AskUs: Stats Help Desk

Covariance and correlation are used to measure the relationship between two random variables. Both are measures of linear dependence. 

Suppose X and Y and two random variables. Covariance is calculated as follows:

\[Cov(X,Y) = \frac{\sum_{i=1}^n (x_i - \bar{x})(y_i - \bar{y})}{n-1 }\]

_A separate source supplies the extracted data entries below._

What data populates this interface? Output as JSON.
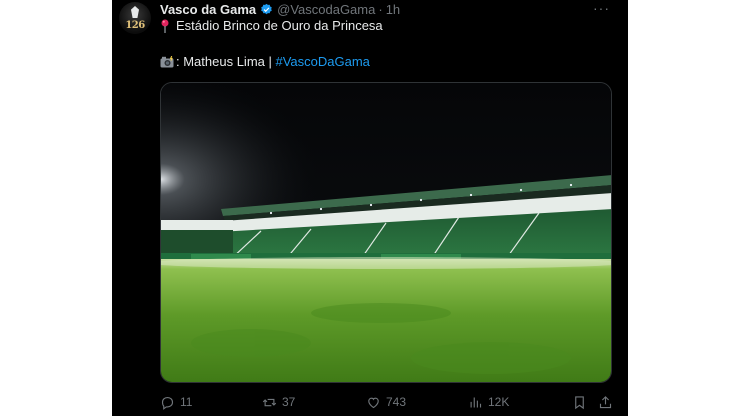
{
  "author": {
    "display_name": "Vasco da Gama",
    "handle": "@VascodaGama",
    "separator": "·",
    "time": "1h",
    "avatar_badge": "126"
  },
  "tweet": {
    "line1_text": "Estádio Brinco de Ouro da Princesa",
    "credit_text": ": Matheus Lima | ",
    "hashtag": "#VascoDaGama"
  },
  "icons": {
    "verified": "verified-badge-icon",
    "pin": "round-pushpin-icon",
    "camera": "camera-flash-icon",
    "more": "more-icon",
    "reply": "reply-icon",
    "retweet": "retweet-icon",
    "like": "like-icon",
    "views": "views-icon",
    "bookmark": "bookmark-icon",
    "share": "share-icon"
  },
  "actions": {
    "replies": "11",
    "retweets": "37",
    "likes": "743",
    "views": "12K"
  },
  "colors": {
    "background": "#000000",
    "text": "#e7e9ea",
    "muted": "#71767b",
    "link": "#1d9bf0",
    "verified": "#1d9bf0"
  },
  "more_label": "···"
}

Covariance by itself is not useful by itself because it depends on the units of X and Y. Correlation resolves this problem by standardizing the covariance so that it is unitless. Correlation is calculated as follows:

\[Corr(X,Y) = \frac{Cov(X,Y)}{\sqrt{Var(X)Var(Y)}} = \frac{\sum_{i=1}^{n}(x_i-\bar{x})(y_i-\bar{y})}{\sqrt{\sum_{i=1}^{n}{(x_i-\bar{x})^2\sum_{i=1}^{n}(y_i-\bar{y})^2}}}\]

Correlation is always a value between -1 and 1. The number represents the strength of the relationship, and the sign represents the direction. A value of -1 means there is perfect negative correlation, and a value of 1 means there is perfect positive correlation. If the correlation is 0, then X and Y are uncorrelated. The leftmost plot has \(Corr(Y_1, Y_2) \approx 0\), the middle plot has \(Corr(Y_1, Y_2) = 1\), and the rightmost plot has \(Corr(Y_1, Y_2) = -1\).